West across the Sahel in Mali, 54-year-old Dramane Diallo works alongside a group of women who cultivate rice in Baguinéda, in lowlands on the banks of the Niger river.
Thanks to a Bank-funded food and nutrition project, rice and cereal harvests in Mali’s “rice bowl” have risen sharply, and farming families are reaping the benefits. “It used to be that you couldn’t go near the embankments because they were in such poor condition. We had problems irrigating our fields,” Dramane said. “But the irrigation channels have been restored and this has made my work less of a chore.”
At the local market, new produce is available. Every evening, stallholder Adiaratou Traoré goes to meet growers in their fields to buy vegetables to sell the next morning. One of her customers, Ténin Traoré, is enjoying the new variety of food on offer:
“Agricultural products used to be scarce in our market. Despite the demand, what was available from farmers was expensive and poor quality. It hasn’t been like that for the last two years. Now, we have a modern market, we have everything we need and the quality is good too,” she said.

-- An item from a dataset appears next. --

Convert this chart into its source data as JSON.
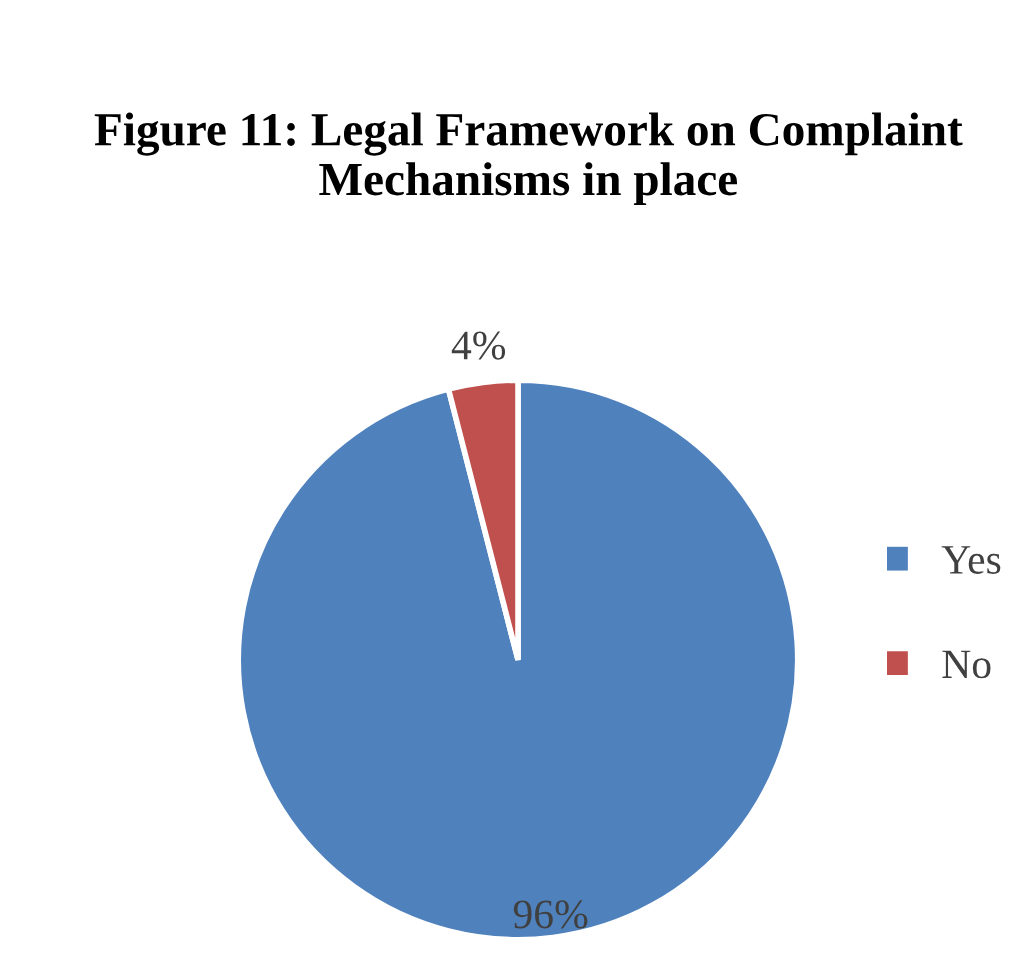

In neighbouring Mauritania, the government partnered with the Bank to roll out a $12 million irrigation project that has breathed new life into the west Brakna region, which is prone to droughts, food insecurity and other effects of climate change.
The development of irrigation systems and dredging of backwaters that flow out of the Senegal River has increased the arable and irrigated farmland from 300 hectares to almost 7,000 hectares.
The project has benefited local women, including Oumou Salif Diop, president of a cooperative of 150 women farmers. The women, who grow tomatoes, onions and rice among other crops, have received training under the project.
“We know how to work and how to preserve what we harvest,” said Oumou. “We farm better, generating better yields and higher profits. Compared with before, there has been a huge change.”
Further up the agricultural value chain is Monica Musonda, a Zambian businesswoman and CEO of food processing company Java Foods(link is external), which produces affordable and nutritious snacks made from local ingredients.
Although African women are well represented in cultivation, primary processing and as market traders, Monica is one of only few female entrepreneurs that have created large, profitable agri-businesses.
One problem is access to finance. The Bank estimates that a $15.6 billion financing gap exists for African women in agricultural value chains. Women are forced to rely on personal savings and family loans which are rarely enough to fund businesses to scale.
The Bank’s Affirmative Finance Action for Women in Africa (AFAWA) adopts a three-pronged approach–improving access to finance, providing technical assistance and strengthening the enabling environment—to close that gap.
As well as supporting women farmers’ access to improved seed technologies and irrigation systems, The Bank is also promoting women’s transition into the most profitable segments of agricultural value chains. And with good reason: when African women thrive their societies share fully in the dividends.